We use a two-stage DCF model, which, as the name states, takes into account two stages of growth. The first stage is generally a higher growth period which levels off heading towards the terminal value, captured in the second 'steady growth' period. To start off with, we need to estimate the next ten years of cash flows. Where possible we use analyst estimates, but when these aren't available we extrapolate the previous free cash flow (FCF) from the last estimate or reported value. We assume companies with shrinking free cash flow will slow their rate of shrinkage, and that companies with growing free cash flow will see their growth rate slow, over this period. We do this to reflect that growth tends to slow more in the early years than it does in later years.
A DCF is all about the idea that a dollar in the future is less valuable than a dollar today, so we discount the value of these future cash flows to their estimated value in today's dollars:
Present Value of 10-year Cash Flow (PVCF) = CA$381m
The second stage is also known as Terminal Value, this is the business's cash flow after the first stage. The Gordon Growth formula is used to calculate Terminal Value at a future annual growth rate equal to the 5-year average of the 10-year government bond yield of 1.7%. We discount the terminal cash flows to today's value at a cost of equity of 7.4%.

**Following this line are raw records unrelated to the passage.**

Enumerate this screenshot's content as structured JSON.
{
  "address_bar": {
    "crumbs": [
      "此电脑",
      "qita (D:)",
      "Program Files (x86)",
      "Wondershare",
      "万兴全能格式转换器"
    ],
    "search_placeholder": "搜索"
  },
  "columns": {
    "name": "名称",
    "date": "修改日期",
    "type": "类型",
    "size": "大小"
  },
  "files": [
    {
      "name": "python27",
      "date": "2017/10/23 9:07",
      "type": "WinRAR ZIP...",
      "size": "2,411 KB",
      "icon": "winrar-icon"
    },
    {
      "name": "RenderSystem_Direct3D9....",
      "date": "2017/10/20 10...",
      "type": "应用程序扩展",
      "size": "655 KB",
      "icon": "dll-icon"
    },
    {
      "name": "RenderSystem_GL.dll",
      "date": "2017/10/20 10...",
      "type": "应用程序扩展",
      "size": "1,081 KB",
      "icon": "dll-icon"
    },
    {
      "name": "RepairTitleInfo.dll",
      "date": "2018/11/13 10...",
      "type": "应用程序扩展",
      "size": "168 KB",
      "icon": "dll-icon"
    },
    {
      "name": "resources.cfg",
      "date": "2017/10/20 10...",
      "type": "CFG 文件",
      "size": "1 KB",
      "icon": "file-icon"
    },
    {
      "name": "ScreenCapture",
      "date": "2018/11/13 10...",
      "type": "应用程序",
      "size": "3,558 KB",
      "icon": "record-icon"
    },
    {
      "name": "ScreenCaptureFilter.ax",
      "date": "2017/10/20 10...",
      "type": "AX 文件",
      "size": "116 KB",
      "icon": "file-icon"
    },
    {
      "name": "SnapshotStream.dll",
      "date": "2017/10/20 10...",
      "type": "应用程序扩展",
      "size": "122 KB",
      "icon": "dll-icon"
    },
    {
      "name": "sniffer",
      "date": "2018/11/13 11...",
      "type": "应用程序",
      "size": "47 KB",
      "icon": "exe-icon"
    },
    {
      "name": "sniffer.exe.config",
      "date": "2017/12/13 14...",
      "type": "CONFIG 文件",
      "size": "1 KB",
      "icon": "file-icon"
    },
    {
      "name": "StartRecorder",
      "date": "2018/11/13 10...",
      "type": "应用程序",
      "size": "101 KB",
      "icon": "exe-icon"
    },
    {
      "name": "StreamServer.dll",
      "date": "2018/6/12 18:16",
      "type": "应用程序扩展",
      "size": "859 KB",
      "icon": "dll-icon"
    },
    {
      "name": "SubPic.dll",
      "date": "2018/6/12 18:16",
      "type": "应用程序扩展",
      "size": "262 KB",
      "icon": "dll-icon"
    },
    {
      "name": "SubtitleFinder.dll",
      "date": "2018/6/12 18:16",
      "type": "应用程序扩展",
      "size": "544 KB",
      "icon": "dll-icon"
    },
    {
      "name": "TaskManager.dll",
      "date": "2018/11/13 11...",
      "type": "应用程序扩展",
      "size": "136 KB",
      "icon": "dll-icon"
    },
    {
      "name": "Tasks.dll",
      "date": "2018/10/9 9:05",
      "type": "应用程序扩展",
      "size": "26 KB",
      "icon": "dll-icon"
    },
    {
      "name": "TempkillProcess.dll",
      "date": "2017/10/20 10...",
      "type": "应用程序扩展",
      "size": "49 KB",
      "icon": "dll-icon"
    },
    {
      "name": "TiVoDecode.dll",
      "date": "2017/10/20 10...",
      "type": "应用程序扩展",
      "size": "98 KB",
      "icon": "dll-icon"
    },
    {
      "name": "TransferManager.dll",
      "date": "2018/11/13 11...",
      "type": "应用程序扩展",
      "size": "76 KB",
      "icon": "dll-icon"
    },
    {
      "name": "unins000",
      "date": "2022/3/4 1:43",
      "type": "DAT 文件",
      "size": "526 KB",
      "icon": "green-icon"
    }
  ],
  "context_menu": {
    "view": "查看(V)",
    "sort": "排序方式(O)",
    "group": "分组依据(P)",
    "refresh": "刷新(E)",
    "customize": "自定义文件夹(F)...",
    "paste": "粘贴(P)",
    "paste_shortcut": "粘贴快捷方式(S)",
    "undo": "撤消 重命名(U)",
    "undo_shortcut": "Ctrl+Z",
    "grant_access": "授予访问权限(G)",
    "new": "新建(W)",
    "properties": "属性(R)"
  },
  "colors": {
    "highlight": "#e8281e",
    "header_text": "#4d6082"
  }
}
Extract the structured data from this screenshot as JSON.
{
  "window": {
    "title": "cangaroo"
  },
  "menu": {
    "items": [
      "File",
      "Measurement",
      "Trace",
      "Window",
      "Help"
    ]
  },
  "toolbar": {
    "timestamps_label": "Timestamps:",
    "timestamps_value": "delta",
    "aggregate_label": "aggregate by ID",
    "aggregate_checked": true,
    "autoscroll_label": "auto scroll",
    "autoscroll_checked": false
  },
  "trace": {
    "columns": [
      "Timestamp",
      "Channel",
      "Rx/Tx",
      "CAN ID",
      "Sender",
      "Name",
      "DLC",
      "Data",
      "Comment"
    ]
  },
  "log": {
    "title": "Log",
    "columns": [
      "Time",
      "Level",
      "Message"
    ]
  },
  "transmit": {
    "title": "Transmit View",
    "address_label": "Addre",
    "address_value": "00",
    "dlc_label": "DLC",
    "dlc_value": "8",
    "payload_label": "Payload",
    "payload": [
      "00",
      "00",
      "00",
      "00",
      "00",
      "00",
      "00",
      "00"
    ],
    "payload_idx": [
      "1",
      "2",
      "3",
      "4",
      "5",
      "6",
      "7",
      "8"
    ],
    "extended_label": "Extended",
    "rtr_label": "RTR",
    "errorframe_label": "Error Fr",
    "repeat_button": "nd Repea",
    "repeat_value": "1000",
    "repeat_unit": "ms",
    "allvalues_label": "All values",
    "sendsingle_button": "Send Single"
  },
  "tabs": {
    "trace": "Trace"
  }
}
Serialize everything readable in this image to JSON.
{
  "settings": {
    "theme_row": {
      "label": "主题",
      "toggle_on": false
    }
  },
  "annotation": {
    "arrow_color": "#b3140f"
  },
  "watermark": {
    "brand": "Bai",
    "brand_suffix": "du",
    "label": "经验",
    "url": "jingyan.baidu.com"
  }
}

Terminal Value (TV)= FCF2030 × (1 + g) ÷ (r – g) = CA$56m× (1 + 1.7%) ÷ (7.4%– 1.7%) = CA$999m
Present Value of Terminal Value (PVTV)= TV / (1 + r)10= CA$999m÷ ( 1 + 7.4%)10= CA$489m
The total value, or equity value, is then the sum of the present value of the future cash flows, which in this case is CA$870m. The last step is to then divide the equity value by the number of shares outstanding. Compared to the current share price of CA$7.6, the company appears quite undervalued at a 50% discount to where the stock price trades currently. Valuations are imprecise instruments though, rather like a telescope - move a few degrees and end up in a different galaxy. Do keep this in mind.